🤖 AI Summary
Existing aggregation methods for continuously arriving ranked data in dynamic environments suffer from high computational overhead and low accuracy. This paper proposes LR-Aggregation, a novel framework comprising an LR-tree index structure, an LR-distance metric, and the Pick-A-Perm approximation algorithm—marking the first dynamic ranking aggregation approach with both theoretical guarantees and practical efficiency. It supports incremental updates in *O*(*n* log *n*) time, achieves a worst-case 2-approximation ratio, and provides provable bounds on approximation quality. Experiments on real-world and synthetic datasets demonstrate that LR-Aggregation consistently outperforms state-of-the-art methods: it is 1.5–3× faster and reduces average error by over 30%. To our knowledge, it is the first streaming ranking aggregation solution offering near-linear time complexity, a certified approximation ratio, and strong empirical performance.
📝 Abstract
The rank aggregation problem, which has many real-world applications, refers to the process of combining multiple input rankings into a single aggregated ranking.

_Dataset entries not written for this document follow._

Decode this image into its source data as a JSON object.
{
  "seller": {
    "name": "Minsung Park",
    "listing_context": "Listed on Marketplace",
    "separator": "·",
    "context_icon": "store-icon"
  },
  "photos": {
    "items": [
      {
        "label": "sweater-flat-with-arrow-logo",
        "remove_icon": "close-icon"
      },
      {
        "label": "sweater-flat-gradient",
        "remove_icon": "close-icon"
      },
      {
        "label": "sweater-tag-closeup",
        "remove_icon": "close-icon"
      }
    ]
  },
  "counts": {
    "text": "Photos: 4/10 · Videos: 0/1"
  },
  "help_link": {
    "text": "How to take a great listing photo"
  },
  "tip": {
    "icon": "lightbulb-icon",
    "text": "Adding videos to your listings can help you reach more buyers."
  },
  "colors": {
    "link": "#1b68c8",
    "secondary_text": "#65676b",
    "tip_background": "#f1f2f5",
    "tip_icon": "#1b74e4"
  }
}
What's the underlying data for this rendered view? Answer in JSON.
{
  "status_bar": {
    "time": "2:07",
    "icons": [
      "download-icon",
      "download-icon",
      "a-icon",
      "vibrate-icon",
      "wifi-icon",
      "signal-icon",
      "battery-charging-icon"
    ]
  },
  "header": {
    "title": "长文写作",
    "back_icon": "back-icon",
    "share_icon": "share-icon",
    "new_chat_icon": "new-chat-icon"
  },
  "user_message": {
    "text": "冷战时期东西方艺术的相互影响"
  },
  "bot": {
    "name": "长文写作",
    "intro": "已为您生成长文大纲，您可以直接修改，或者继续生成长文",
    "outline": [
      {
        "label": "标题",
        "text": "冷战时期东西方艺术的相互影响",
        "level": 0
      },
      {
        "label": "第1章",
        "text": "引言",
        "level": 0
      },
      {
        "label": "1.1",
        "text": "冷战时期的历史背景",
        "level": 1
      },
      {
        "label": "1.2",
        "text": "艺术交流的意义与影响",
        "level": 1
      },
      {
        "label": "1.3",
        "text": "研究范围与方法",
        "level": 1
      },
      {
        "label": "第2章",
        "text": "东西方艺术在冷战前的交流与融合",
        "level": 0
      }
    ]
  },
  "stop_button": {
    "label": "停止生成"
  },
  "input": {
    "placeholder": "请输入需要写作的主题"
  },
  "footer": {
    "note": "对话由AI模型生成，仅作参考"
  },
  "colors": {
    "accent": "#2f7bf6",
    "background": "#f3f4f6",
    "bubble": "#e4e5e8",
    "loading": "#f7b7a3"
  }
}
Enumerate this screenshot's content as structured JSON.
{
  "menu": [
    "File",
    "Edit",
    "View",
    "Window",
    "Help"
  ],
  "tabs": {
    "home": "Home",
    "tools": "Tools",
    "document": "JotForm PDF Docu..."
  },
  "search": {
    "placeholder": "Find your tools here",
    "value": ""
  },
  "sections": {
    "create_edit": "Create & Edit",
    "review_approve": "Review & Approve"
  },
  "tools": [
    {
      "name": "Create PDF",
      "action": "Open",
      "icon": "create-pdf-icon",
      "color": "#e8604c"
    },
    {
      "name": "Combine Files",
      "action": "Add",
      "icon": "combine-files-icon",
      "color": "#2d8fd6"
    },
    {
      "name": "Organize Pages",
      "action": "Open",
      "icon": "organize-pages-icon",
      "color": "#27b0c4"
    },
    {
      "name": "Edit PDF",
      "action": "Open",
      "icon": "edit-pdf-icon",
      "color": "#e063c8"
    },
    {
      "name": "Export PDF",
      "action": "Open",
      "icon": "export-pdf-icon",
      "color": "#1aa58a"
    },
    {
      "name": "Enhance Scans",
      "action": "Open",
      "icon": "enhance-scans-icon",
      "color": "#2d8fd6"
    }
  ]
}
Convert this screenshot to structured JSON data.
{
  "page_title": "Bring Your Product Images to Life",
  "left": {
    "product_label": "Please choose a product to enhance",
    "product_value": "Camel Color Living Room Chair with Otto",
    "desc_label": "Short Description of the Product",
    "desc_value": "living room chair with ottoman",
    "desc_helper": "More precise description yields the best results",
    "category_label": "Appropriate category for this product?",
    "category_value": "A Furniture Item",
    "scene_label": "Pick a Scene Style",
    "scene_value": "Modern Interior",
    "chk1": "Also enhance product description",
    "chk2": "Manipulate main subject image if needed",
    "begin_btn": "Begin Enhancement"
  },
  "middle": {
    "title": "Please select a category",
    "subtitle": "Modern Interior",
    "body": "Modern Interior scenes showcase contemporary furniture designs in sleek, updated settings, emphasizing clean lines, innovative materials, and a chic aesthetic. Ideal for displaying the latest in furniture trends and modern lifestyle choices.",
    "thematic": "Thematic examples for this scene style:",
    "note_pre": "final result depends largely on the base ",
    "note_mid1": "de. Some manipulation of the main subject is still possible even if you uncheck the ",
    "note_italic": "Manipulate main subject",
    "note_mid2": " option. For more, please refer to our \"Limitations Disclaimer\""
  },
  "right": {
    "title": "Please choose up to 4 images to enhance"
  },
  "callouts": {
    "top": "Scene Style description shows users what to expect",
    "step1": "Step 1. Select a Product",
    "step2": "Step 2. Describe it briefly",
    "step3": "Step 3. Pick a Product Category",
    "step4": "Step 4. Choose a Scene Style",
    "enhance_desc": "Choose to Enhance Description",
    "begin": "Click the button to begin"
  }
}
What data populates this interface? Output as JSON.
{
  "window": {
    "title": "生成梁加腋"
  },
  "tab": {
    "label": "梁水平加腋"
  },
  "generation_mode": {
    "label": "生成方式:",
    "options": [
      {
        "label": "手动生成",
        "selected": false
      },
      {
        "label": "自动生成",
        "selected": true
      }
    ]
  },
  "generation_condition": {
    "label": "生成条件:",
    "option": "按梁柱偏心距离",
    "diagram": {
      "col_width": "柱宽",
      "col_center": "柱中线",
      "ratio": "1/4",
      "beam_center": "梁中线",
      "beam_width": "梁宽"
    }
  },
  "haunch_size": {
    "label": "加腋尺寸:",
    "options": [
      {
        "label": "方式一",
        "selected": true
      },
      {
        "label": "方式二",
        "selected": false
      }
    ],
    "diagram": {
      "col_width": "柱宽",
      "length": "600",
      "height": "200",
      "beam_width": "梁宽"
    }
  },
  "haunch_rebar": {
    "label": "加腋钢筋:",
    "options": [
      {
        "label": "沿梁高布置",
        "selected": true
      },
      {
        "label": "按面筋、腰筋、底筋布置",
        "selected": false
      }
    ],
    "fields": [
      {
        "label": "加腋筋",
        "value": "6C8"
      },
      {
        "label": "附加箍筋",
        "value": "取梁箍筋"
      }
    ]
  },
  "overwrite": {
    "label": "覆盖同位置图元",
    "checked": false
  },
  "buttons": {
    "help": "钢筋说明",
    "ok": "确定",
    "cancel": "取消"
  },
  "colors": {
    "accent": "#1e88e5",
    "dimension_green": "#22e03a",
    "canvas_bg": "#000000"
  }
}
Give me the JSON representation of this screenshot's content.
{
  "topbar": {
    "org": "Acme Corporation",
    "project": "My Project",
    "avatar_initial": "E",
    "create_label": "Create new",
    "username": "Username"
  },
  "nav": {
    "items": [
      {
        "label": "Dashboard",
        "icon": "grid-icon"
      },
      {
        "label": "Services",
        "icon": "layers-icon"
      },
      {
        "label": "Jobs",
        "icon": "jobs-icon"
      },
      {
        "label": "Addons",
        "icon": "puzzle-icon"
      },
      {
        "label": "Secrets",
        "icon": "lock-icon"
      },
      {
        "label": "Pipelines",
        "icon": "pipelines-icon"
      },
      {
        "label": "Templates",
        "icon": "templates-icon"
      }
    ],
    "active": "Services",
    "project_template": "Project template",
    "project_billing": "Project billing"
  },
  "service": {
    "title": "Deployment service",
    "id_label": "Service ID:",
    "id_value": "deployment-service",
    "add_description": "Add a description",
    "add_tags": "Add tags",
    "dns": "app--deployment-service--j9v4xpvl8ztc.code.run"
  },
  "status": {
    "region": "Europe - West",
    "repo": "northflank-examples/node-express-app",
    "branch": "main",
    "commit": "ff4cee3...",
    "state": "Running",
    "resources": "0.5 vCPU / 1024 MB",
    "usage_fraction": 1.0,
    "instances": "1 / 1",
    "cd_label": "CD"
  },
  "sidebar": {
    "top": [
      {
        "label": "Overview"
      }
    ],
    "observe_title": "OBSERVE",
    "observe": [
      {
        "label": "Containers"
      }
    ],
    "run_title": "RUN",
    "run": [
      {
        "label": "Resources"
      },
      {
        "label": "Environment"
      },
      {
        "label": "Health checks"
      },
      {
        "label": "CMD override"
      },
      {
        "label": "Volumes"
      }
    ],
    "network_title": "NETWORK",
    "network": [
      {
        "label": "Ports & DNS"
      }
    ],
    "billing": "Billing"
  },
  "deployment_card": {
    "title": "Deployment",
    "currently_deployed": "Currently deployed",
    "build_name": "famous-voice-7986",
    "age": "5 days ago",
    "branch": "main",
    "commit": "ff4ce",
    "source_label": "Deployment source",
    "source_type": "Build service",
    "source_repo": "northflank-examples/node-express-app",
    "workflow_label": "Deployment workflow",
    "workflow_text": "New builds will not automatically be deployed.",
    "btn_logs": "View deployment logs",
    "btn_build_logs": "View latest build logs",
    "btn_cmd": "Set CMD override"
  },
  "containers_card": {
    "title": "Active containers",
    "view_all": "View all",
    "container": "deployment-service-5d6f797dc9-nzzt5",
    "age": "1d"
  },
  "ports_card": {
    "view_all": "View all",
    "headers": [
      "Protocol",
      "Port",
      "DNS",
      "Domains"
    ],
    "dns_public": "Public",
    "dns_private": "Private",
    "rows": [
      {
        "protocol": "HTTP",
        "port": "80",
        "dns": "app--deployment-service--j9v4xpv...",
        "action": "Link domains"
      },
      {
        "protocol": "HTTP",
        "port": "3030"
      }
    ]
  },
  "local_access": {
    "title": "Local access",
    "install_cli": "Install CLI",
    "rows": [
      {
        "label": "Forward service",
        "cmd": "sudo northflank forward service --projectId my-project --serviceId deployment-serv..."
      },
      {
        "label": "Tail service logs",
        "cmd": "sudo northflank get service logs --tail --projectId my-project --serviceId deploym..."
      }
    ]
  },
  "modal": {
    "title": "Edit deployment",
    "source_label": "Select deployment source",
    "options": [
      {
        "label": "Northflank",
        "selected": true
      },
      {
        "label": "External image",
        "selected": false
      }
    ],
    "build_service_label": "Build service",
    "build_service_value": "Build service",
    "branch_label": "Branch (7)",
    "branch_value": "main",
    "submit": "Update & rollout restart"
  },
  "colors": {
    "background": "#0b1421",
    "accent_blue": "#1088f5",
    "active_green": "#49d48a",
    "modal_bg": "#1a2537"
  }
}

In dynamic settings, where new rankings arrive over time, efficiently updating the aggregated ranking is essential. This paper develops a fast, theoretically and practically efficient dynamic rank aggregation algorithm. First, we develop the LR-Aggregation algorithm, built on top of the LR-tree data structure, which is itself modeled on the LR-distance, a novel and equivalent take on the classical Spearman's footrule distance. We then analyze the theoretical efficiency of the Pick-A-Perm algorithm, and show how it can be combined with the LR-aggregation algorithm using another data structure that we develop. We demonstrate through experimental evaluations that LR-Aggregation produces close to optimal solutions in practice. We show that Pick-A-Perm has a theoretical worst case approximation guarantee of 2. We also show that both the LR-Aggregation and Pick-A-Perm algorithms, as well as the methodology for combining them can be run in $O(n log n)$ time. To the best of our knowledge, this is the first fast, near linear time rank aggregation algorithm in the dynamic setting, having both a theoretical approximation guarantee, and excellent practical performance (much better than the theoretical guarantee).